A pesar de haber pasado la infancia sin la presencia de mujeres y de su obligada castidad en la adolescencia, Sitt-es-Sham le había puesto en contacto con su bendita Madre-Tierra y, con ello, le había convertido en una persona cabal. Ella fue amante, enfermera y madre para su amado infiel y él siempre contaría con su amor.
Mientras se sucedían esas tristes despedidas, Belami también había dado los besos de despedida a las tres deliciosas huríes que le habían brindado placer durante sus largos meses en Damasco.
Cada una de ellas estaba convencida de que era la única mujer que él había amado. Aquél era otro notable don que Belami poseía.
Al día siguiente, los templarios abandonaban Damasco, mientras se les rendían todos los honores que sólo se destinaban a los invitados más selectos de Saladino. Trompetas, tambores y címbalos anunciaron su partida, en tanto ellos, montados en magníficos caballos árabes blancos, salían por las puertas de la ciudad y se dirigían hacia Acre.
Saladino estaba solo en la torre más alta de la ciudad y les saludaba con la mano, los ojos llenos de lágrimas.
Esa noche acamparon en Hunin, cuyo castillo, Neuf Cháteau, se encontraba en manos de los sarracenos. Al amanecer, se pusieron las sobrevestas negras y cabalgaron con el sol a sus espaldas. Una vez más, volvían a ser templarios.

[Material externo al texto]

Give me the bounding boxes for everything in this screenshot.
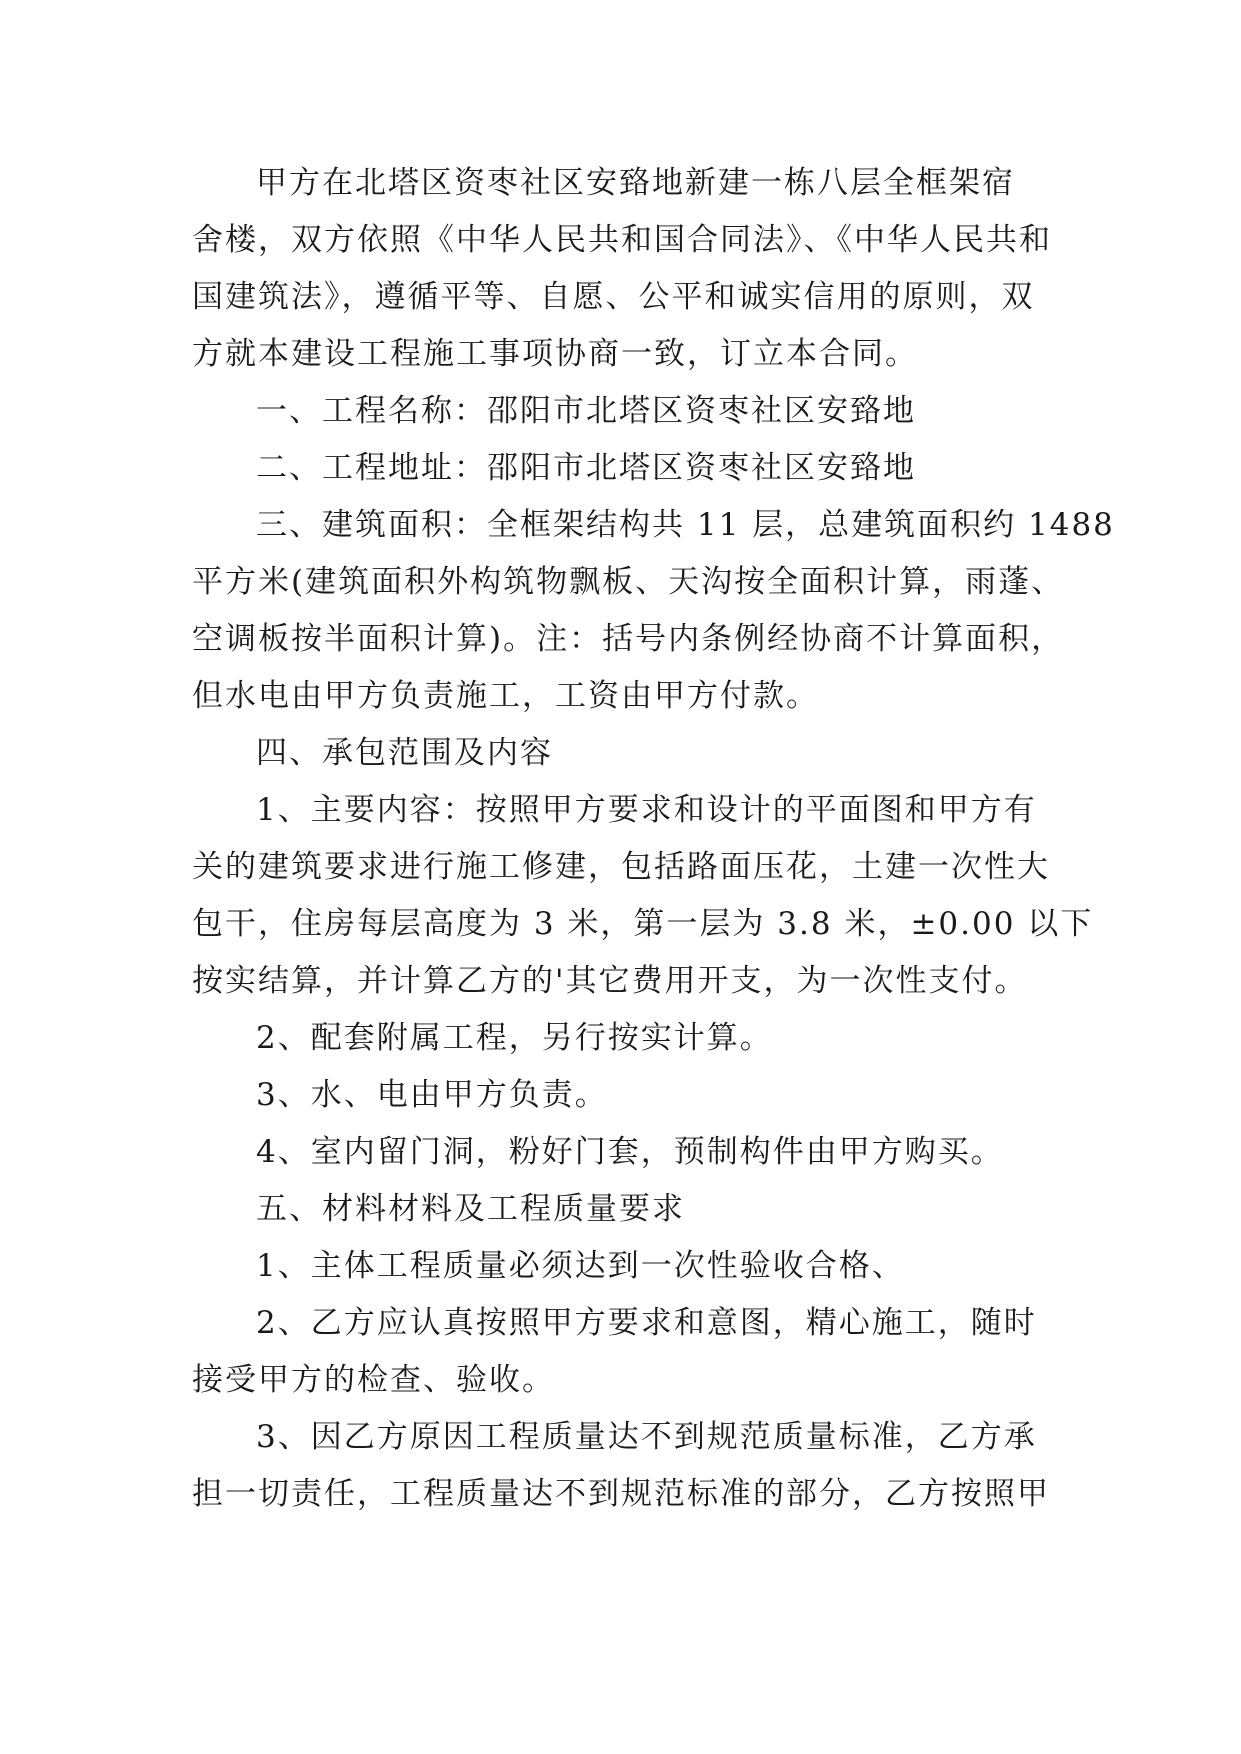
paragraph-line: 1、主要内容：按照甲方要求和设计的平面图和甲方有 — [256, 792, 1037, 828]
paragraph-line: 2、乙方应认真按照甲方要求和意图，精心施工，随时 — [256, 1305, 1037, 1341]
paragraph-line: 3、水、电由甲方负责。 — [256, 1077, 608, 1113]
document-body — [192, 155, 1115, 1523]
paragraph-line: 平方米(建筑面积外构筑物飘板、天沟按全面积计算，雨蓬、 — [192, 564, 1065, 600]
paragraph-line: 接受甲方的检查、验收。 — [192, 1362, 555, 1398]
paragraph-line: 2、配套附属工程，另行按实计算。 — [256, 1020, 773, 1056]
paragraph-line: 一、工程名称：邵阳市北塔区资枣社区安臵地 — [256, 393, 916, 429]
paragraph-line: 3、因乙方原因工程质量达不到规范质量标准，乙方承 — [256, 1419, 1037, 1455]
paragraph-line: 包干，住房每层高度为 3 米，第一层为 3.8 米，±0.00 以下 — [192, 906, 1094, 942]
paragraph-scope-1 — [192, 782, 1094, 1010]
paragraph-line: 舍楼，双方依照《中华人民共和国合同法》、《中华人民共和 — [192, 222, 1052, 258]
section-heading-quality — [192, 1181, 1058, 1238]
paragraph-line: 但水电由甲方负责施工，工资由甲方付款。 — [192, 678, 819, 714]
paragraph-project-address — [192, 440, 1058, 497]
section-heading-scope — [192, 725, 1058, 782]
paragraph-intro — [192, 155, 1058, 383]
paragraph-line: 甲方在北塔区资枣社区安臵地新建一栋八层全框架宿 — [256, 165, 1015, 201]
paragraph-line: 按实结算，并计算乙方的'其它费用开支，为一次性支付。 — [192, 963, 1028, 999]
paragraph-line: 四、承包范围及内容 — [256, 735, 553, 771]
paragraph-line: 三、建筑面积：全框架结构共 11 层，总建筑面积约 1488 — [256, 507, 1115, 543]
paragraph-line: 1、主体工程质量必须达到一次性验收合格、 — [256, 1248, 905, 1284]
paragraph-project-name — [192, 383, 1058, 440]
paragraph-scope-4 — [192, 1124, 1058, 1181]
paragraph-line: 关的建筑要求进行施工修建，包括路面压花，土建一次性大 — [192, 849, 1050, 885]
paragraph-line: 国建筑法》，遵循平等、自愿、公平和诚实信用的原则，双 — [192, 279, 1035, 315]
paragraph-line: 五、材料材料及工程质量要求 — [256, 1191, 685, 1227]
paragraph-line: 二、工程地址：邵阳市北塔区资枣社区安臵地 — [256, 450, 916, 486]
paragraph-scope-2 — [192, 1010, 1058, 1067]
paragraph-quality-1 — [192, 1238, 1058, 1295]
paragraph-line: 4、室内留门洞，粉好门套，预制构件由甲方购买。 — [256, 1134, 1004, 1170]
paragraph-line: 方就本建设工程施工事项协商一致，订立本合同。 — [192, 336, 918, 372]
paragraph-scope-3 — [192, 1067, 1058, 1124]
paragraph-quality-3 — [192, 1409, 1058, 1523]
paragraph-line: 空调板按半面积计算)。注：括号内条例经协商不计算面积， — [192, 621, 1065, 657]
paragraph-building-area — [192, 497, 1115, 725]
paragraph-line: 担一切责任，工程质量达不到规范标准的部分，乙方按照甲 — [192, 1476, 1050, 1512]
paragraph-quality-2 — [192, 1295, 1058, 1409]
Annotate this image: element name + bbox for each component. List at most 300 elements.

Con el fin de que pasaran sanos y salvos entre las múltiples patrullas sarracenas que recorrían aquellos territorios, fueron escoltados hasta la vista de las murallas de Acre. Allí, los mamelucos frenaron sus monturas, les saludaron y, dando media vuelta, espolearon a los caballos en dirección a Damasco.
Simon y Belami ya habían pasado sin obstáculos a través de las líneas sarracenas y ahora avanzaban al paso por el desierto que separaba a los dos ejércitos, hacia el campamento de De Lusignan.
El ejército cruzado estaba atrincherado alrededor del costado oriental de Acre, con «zapas» y trincheras en zigzag cavadas a través de las playas de la bahía del sector meridional. Ello significaba que a la guarnición sarracena de Acre sólo se la podía abastecer eficazmente por mar.
El ejército de Saladino, bajo el mando de Taki-ed-Din, se hallaba concentrado en torno a la alta planicie de Kahn-el-Ayadich, al este del ejército de los cruzados.
Cuando Saladino tomó Acre en julio de 1187, cuatro días después de la batalla de Hittin, dejó una fuerte guarnición a cargo de la ciudad. Entonces partió para conquistar Jerusalén y Ascalón, y sólo fracasó al intentar apoderarse de Tiro, el otro puerto importante para el desembarco de refuerzos destinados a los Cruzados, cuando Conrad de Montferrat llegó por mar con su pequeño ejército y asumió la defensa del puerto. Aquello fue un grave golpe para los sarracenos, que, como sus predecesores al mando de Saladino, decidieron abandonar la campaña y regresar a casa para pasar el invierno. A pesar de las protestas y las advertencias del sultán, la mitad de su enorme ejército virtualmente se desvaneció de la noche a la mañana. De repente se encontró sin poder.